As a helper, here is the data loading code:
import * as tf from "@tensorflow/tfjs";
export const IMAGE_H = 28;
export const IMAGE_W = 28;
const IMAGE_SIZE = IMAGE_H * IMAGE_W;
const NUM_CLASSES = 10;
const NUM_DATASET_ELEMENTS = 65000;
const NUM_TRAIN_ELEMENTS = 55000;
const NUM_TEST_ELEMENTS = NUM_DATASET_ELEMENTS - NUM_TRAIN_ELEMENTS;
const MNIST_IMAGES_SPRITE_PATH =
"https://storage.googleapis.com/learnjs-data/model-builder/mnist_images.png";
const MNIST_LABELS_PATH =
"https://storage.googleapis.com/learnjs-data/model-builder/mnist_labels_uint8";
/**
* A class that fetches the sprited MNIST dataset and provide data as
* tf.Tensors.
*/
export class MnistData {
constructor() {}
async load() {
// Make a request for the MNIST sprited image.
const img = new Image();
const canvas = document.createElement("canvas");
const ctx = canvas.getContext("2d");
const imgRequest = new Promise((resolve, reject) => {
img.crossOrigin = "";
img.onload = () => {
img.width = img.naturalWidth;
img.height = img.naturalHeight;
const datasetBytesBuffer = new ArrayBuffer(
NUM_DATASET_ELEMENTS * IMAGE_SIZE * 4
);
const chunkSize = 5000;
canvas.width = img.width;
canvas.height = chunkSize;
for (let i = 0; i < NUM_DATASET_ELEMENTS / chunkSize; i++) {
const datasetBytesView = new Float32Array(
datasetBytesBuffer,
i * IMAGE_SIZE * chunkSize * 4,
IMAGE_SIZE * chunkSize
);
ctx.drawImage(
img,
0,
i * chunkSize,
img.width,
chunkSize,
0,
0,
img.width,
chunkSize
);
const imageData = ctx.getImageData(0, 0, canvas.width, canvas.height);
for (let j = 0; j < imageData.data.length / 4; j++) {
// All channels hold an equal value since the image is grayscale, so
// just read the red channel.
datasetBytesView[j] = imageData.data[j * 4] / 255;
}
}
this.datasetImages = new Float32Array(datasetBytesBuffer);
resolve();
};
img.src = MNIST_IMAGES_SPRITE_PATH;
});
const labelsRequest = fetch(MNIST_LABELS_PATH);
const [imgResponse, labelsResponse] = await Promise.all([
imgRequest,
labelsRequest,
]);
this.datasetLabels = new Uint8Array(await labelsResponse.arrayBuffer());
// Slice the the images and labels into train and test sets.

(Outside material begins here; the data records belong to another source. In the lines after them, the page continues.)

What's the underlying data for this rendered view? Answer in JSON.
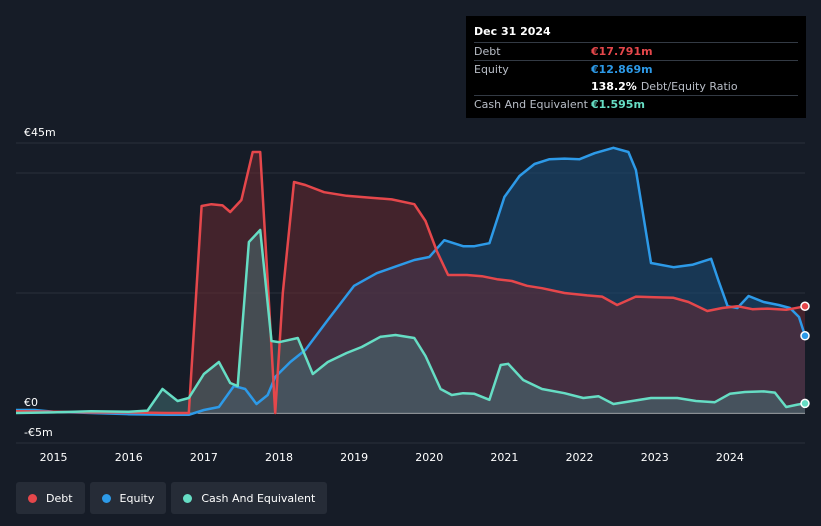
{
  "chart_data": {
    "type": "area",
    "y_unit": "€m",
    "ylim": [
      -5,
      45
    ],
    "xlim": [
      2014.5,
      2025.0
    ],
    "y_tick_labels": [
      "€45m",
      "€0",
      "-€5m"
    ],
    "x_tick_labels": [
      "2015",
      "2016",
      "2017",
      "2018",
      "2019",
      "2020",
      "2021",
      "2022",
      "2023",
      "2024"
    ],
    "legend_position": "bottom-left",
    "series": [
      {
        "name": "Debt",
        "color": "#e5474b",
        "points": [
          [
            2014.5,
            0.3
          ],
          [
            2015.0,
            0.2
          ],
          [
            2015.5,
            0.1
          ],
          [
            2016.0,
            0.1
          ],
          [
            2016.5,
            0.0
          ],
          [
            2016.8,
            0.0
          ],
          [
            2016.97,
            34.5
          ],
          [
            2017.1,
            34.8
          ],
          [
            2017.25,
            34.6
          ],
          [
            2017.35,
            33.5
          ],
          [
            2017.5,
            35.5
          ],
          [
            2017.65,
            43.5
          ],
          [
            2017.75,
            43.5
          ],
          [
            2017.85,
            22.0
          ],
          [
            2017.95,
            0.0
          ],
          [
            2018.05,
            20.0
          ],
          [
            2018.2,
            38.5
          ],
          [
            2018.35,
            38.0
          ],
          [
            2018.6,
            36.8
          ],
          [
            2018.9,
            36.2
          ],
          [
            2019.2,
            35.9
          ],
          [
            2019.5,
            35.6
          ],
          [
            2019.8,
            34.8
          ],
          [
            2019.95,
            32.0
          ],
          [
            2020.1,
            27.0
          ],
          [
            2020.25,
            23.0
          ],
          [
            2020.5,
            23.0
          ],
          [
            2020.7,
            22.8
          ],
          [
            2020.9,
            22.3
          ],
          [
            2021.1,
            22.0
          ],
          [
            2021.3,
            21.2
          ],
          [
            2021.5,
            20.8
          ],
          [
            2021.8,
            20.0
          ],
          [
            2022.1,
            19.6
          ],
          [
            2022.3,
            19.4
          ],
          [
            2022.5,
            18.0
          ],
          [
            2022.75,
            19.4
          ],
          [
            2023.0,
            19.3
          ],
          [
            2023.25,
            19.2
          ],
          [
            2023.45,
            18.5
          ],
          [
            2023.7,
            17.0
          ],
          [
            2023.9,
            17.5
          ],
          [
            2024.1,
            17.8
          ],
          [
            2024.3,
            17.3
          ],
          [
            2024.5,
            17.4
          ],
          [
            2024.75,
            17.2
          ],
          [
            2025.0,
            17.791
          ]
        ]
      },
      {
        "name": "Equity",
        "color": "#2d9ae8",
        "points": [
          [
            2014.5,
            0.5
          ],
          [
            2014.75,
            0.5
          ],
          [
            2015.0,
            0.2
          ],
          [
            2015.5,
            0.0
          ],
          [
            2016.0,
            -0.2
          ],
          [
            2016.5,
            -0.3
          ],
          [
            2016.8,
            -0.3
          ],
          [
            2017.0,
            0.5
          ],
          [
            2017.2,
            1.0
          ],
          [
            2017.4,
            4.5
          ],
          [
            2017.55,
            4.0
          ],
          [
            2017.7,
            1.5
          ],
          [
            2017.85,
            3.0
          ],
          [
            2017.95,
            6.0
          ],
          [
            2018.15,
            8.5
          ],
          [
            2018.35,
            10.5
          ],
          [
            2018.65,
            15.5
          ],
          [
            2019.0,
            21.2
          ],
          [
            2019.3,
            23.3
          ],
          [
            2019.55,
            24.4
          ],
          [
            2019.8,
            25.5
          ],
          [
            2020.0,
            26.0
          ],
          [
            2020.2,
            28.8
          ],
          [
            2020.45,
            27.8
          ],
          [
            2020.6,
            27.8
          ],
          [
            2020.8,
            28.3
          ],
          [
            2021.0,
            36.0
          ],
          [
            2021.2,
            39.5
          ],
          [
            2021.4,
            41.5
          ],
          [
            2021.6,
            42.3
          ],
          [
            2021.8,
            42.4
          ],
          [
            2022.0,
            42.3
          ],
          [
            2022.2,
            43.3
          ],
          [
            2022.45,
            44.2
          ],
          [
            2022.65,
            43.5
          ],
          [
            2022.75,
            40.5
          ],
          [
            2022.95,
            25.0
          ],
          [
            2023.25,
            24.3
          ],
          [
            2023.5,
            24.7
          ],
          [
            2023.75,
            25.7
          ],
          [
            2023.85,
            22.0
          ],
          [
            2023.97,
            17.8
          ],
          [
            2024.1,
            17.5
          ],
          [
            2024.25,
            19.5
          ],
          [
            2024.45,
            18.5
          ],
          [
            2024.65,
            18.0
          ],
          [
            2024.8,
            17.5
          ],
          [
            2024.92,
            16.0
          ],
          [
            2025.0,
            12.869
          ]
        ]
      },
      {
        "name": "Cash And Equivalent",
        "color": "#66ddc4",
        "points": [
          [
            2014.5,
            0.0
          ],
          [
            2015.0,
            0.1
          ],
          [
            2015.5,
            0.3
          ],
          [
            2016.0,
            0.2
          ],
          [
            2016.25,
            0.4
          ],
          [
            2016.45,
            4.0
          ],
          [
            2016.65,
            2.0
          ],
          [
            2016.8,
            2.5
          ],
          [
            2017.0,
            6.5
          ],
          [
            2017.2,
            8.5
          ],
          [
            2017.35,
            5.0
          ],
          [
            2017.45,
            4.5
          ],
          [
            2017.6,
            28.5
          ],
          [
            2017.75,
            30.5
          ],
          [
            2017.9,
            12.0
          ],
          [
            2018.0,
            11.8
          ],
          [
            2018.25,
            12.5
          ],
          [
            2018.45,
            6.5
          ],
          [
            2018.65,
            8.5
          ],
          [
            2018.9,
            10.0
          ],
          [
            2019.1,
            11.0
          ],
          [
            2019.35,
            12.7
          ],
          [
            2019.55,
            13.0
          ],
          [
            2019.8,
            12.5
          ],
          [
            2019.95,
            9.5
          ],
          [
            2020.15,
            4.0
          ],
          [
            2020.3,
            3.0
          ],
          [
            2020.45,
            3.3
          ],
          [
            2020.6,
            3.2
          ],
          [
            2020.8,
            2.2
          ],
          [
            2020.95,
            8.0
          ],
          [
            2021.05,
            8.2
          ],
          [
            2021.25,
            5.5
          ],
          [
            2021.5,
            4.0
          ],
          [
            2021.8,
            3.3
          ],
          [
            2022.05,
            2.5
          ],
          [
            2022.25,
            2.8
          ],
          [
            2022.45,
            1.5
          ],
          [
            2022.7,
            2.0
          ],
          [
            2022.95,
            2.5
          ],
          [
            2023.3,
            2.5
          ],
          [
            2023.55,
            2.0
          ],
          [
            2023.8,
            1.8
          ],
          [
            2024.0,
            3.2
          ],
          [
            2024.2,
            3.5
          ],
          [
            2024.45,
            3.6
          ],
          [
            2024.6,
            3.4
          ],
          [
            2024.75,
            1.0
          ],
          [
            2024.9,
            1.4
          ],
          [
            2025.0,
            1.595
          ]
        ]
      }
    ]
  },
  "tooltip": {
    "date": "Dec 31 2024",
    "debt_label": "Debt",
    "debt_value": "€17.791m",
    "equity_label": "Equity",
    "equity_value": "€12.869m",
    "ratio_value": "138.2%",
    "ratio_text": "Debt/Equity Ratio",
    "cash_label": "Cash And Equivalent",
    "cash_value": "€1.595m"
  },
  "legend": {
    "debt": "Debt",
    "equity": "Equity",
    "cash": "Cash And Equivalent"
  },
  "colors": {
    "debt": "#e5474b",
    "equity": "#2d9ae8",
    "cash": "#66ddc4",
    "background": "#161c27"
  }
}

this.trainImages = this.datasetImages.slice(
0,
IMAGE_SIZE * NUM_TRAIN_ELEMENTS
);
this.testImages = this.datasetImages.slice(IMAGE_SIZE * NUM_TRAIN_ELEMENTS);
this.trainLabels = this.datasetLabels.slice(
0,
NUM_CLASSES * NUM_TRAIN_ELEMENTS
);
this.testLabels = this.datasetLabels.slice(
NUM_CLASSES * NUM_TRAIN_ELEMENTS
);
}
/**
* Get all training data as a data tensor and a labels tensor.
*
* @returns
* xs: The data tensor, of shape `[numTrainExamples, 28, 28, 1]`.
* labels: The one-hot encoded labels tensor, of shape
* `[numTrainExamples, 10]`.
*/
getTrainData() {
const xs = tf.tensor4d(this.trainImages, [
this.trainImages.length / IMAGE_SIZE,
IMAGE_H,
IMAGE_W,
1,
]);
const labels = tf.tensor2d(this.trainLabels, [
this.trainLabels.length / NUM_CLASSES,
NUM_CLASSES,
]);
return { xs, labels };
}
/**
* Get all test data as a data tensor and a labels tensor.
*
* @param {number} numExamples Optional number of examples to get. If not
* provided,
* all test examples will be returned.
* @returns
* xs: The data tensor, of shape `[numTestExamples, 28, 28, 1]`.

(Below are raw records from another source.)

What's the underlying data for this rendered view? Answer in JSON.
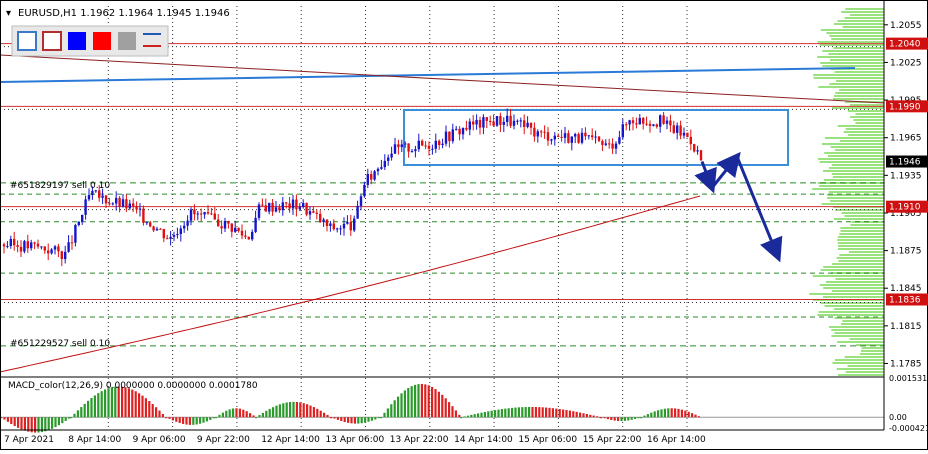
{
  "header": {
    "symbol_line": "EURUSD,H1  1.1962 1.1964 1.1945 1.1946"
  },
  "toolbar": {
    "swatches": [
      {
        "name": "outline-blue",
        "color": "#3a78c8",
        "filled": false
      },
      {
        "name": "outline-red",
        "color": "#b03030",
        "filled": false
      },
      {
        "name": "blue",
        "color": "#0000ff",
        "filled": true
      },
      {
        "name": "red",
        "color": "#ff0000",
        "filled": true
      },
      {
        "name": "gray",
        "color": "#a0a0a0",
        "filled": true
      },
      {
        "name": "line-style",
        "color": "#1e5ab4",
        "filled": false
      }
    ]
  },
  "orders": [
    {
      "label": "#651829197 sell 0.10",
      "price": 1.1929
    },
    {
      "label": "#651229527 sell 0.10",
      "price": 1.1799
    }
  ],
  "price_axis": {
    "ticks": [
      "1.2055",
      "1.2025",
      "1.1995",
      "1.1965",
      "1.1935",
      "1.1905",
      "1.1875",
      "1.1845",
      "1.1815",
      "1.1785"
    ],
    "highlight_levels": [
      {
        "label": "1.2040",
        "value": 1.204,
        "bg": "#d01010"
      },
      {
        "label": "1.1990",
        "value": 1.199,
        "bg": "#d01010"
      },
      {
        "label": "1.1946",
        "value": 1.1946,
        "bg": "#000000"
      },
      {
        "label": "1.1910",
        "value": 1.191,
        "bg": "#d01010"
      },
      {
        "label": "1.1836",
        "value": 1.1836,
        "bg": "#d01010"
      }
    ]
  },
  "time_axis": {
    "labels": [
      "7 Apr 2021",
      "8 Apr 14:00",
      "9 Apr 06:00",
      "9 Apr 22:00",
      "12 Apr 14:00",
      "13 Apr 06:00",
      "13 Apr 22:00",
      "14 Apr 14:00",
      "15 Apr 06:00",
      "15 Apr 22:00",
      "16 Apr 14:00"
    ]
  },
  "macd": {
    "title": "MACD_color(12,26,9) 0.0000000 0.0000000 0.0001780",
    "ticks": [
      "0.001531",
      "0.00",
      "-0.000421"
    ]
  },
  "colors": {
    "bull": "#1515cc",
    "bear": "#e01010",
    "grid": "#303030",
    "sr_line": "#d03030",
    "order_line": "#2a8a2a",
    "box": "#3a8fd8",
    "trend_blue": "#2a7ad8",
    "trend_darkred": "#8b2020",
    "ma": "#c01010",
    "arrow": "#1a2a9a",
    "volume_profile": "#88dd66",
    "macd_up": "#2a9a2a",
    "macd_down": "#dd2020"
  },
  "chart_data": {
    "type": "candlestick",
    "symbol": "EURUSD",
    "timeframe": "H1",
    "ylim": [
      1.1775,
      1.207
    ],
    "last_bar": {
      "open": 1.1962,
      "high": 1.1964,
      "low": 1.1945,
      "close": 1.1946
    },
    "horizontal_levels": [
      1.204,
      1.199,
      1.191,
      1.1836
    ],
    "projection_arrows": [
      {
        "from": 1.1946,
        "to": 1.1925
      },
      {
        "from": 1.1925,
        "to": 1.195
      },
      {
        "from": 1.195,
        "to": 1.187
      }
    ],
    "macd_ylim": [
      -0.000421,
      0.001531
    ]
  }
}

* labels: The one-hot encoded labels tensor, of shape
* `[numTestExamples, 10]`.
*/
getTestData(numExamples) {
let xs = tf.tensor4d(this.testImages, [
this.testImages.length / IMAGE_SIZE,
IMAGE_H,
IMAGE_W,
1,
]);
let labels = tf.tensor2d(this.testLabels, [
this.testLabels.length / NUM_CLASSES,
NUM_CLASSES,
]);
if (numExamples != null) {
xs = xs.slice([0, 0, 0, 0], [numExamples, IMAGE_H, IMAGE_W, 1]);
labels = labels.slice([0, 0], [numExamples, NUM_CLASSES]);
}
return { xs, labels };
}
}
WebGL is a library which parallel computation on the Web. This is most commonly used for graphics and is how engines such as Unity can publish to the web.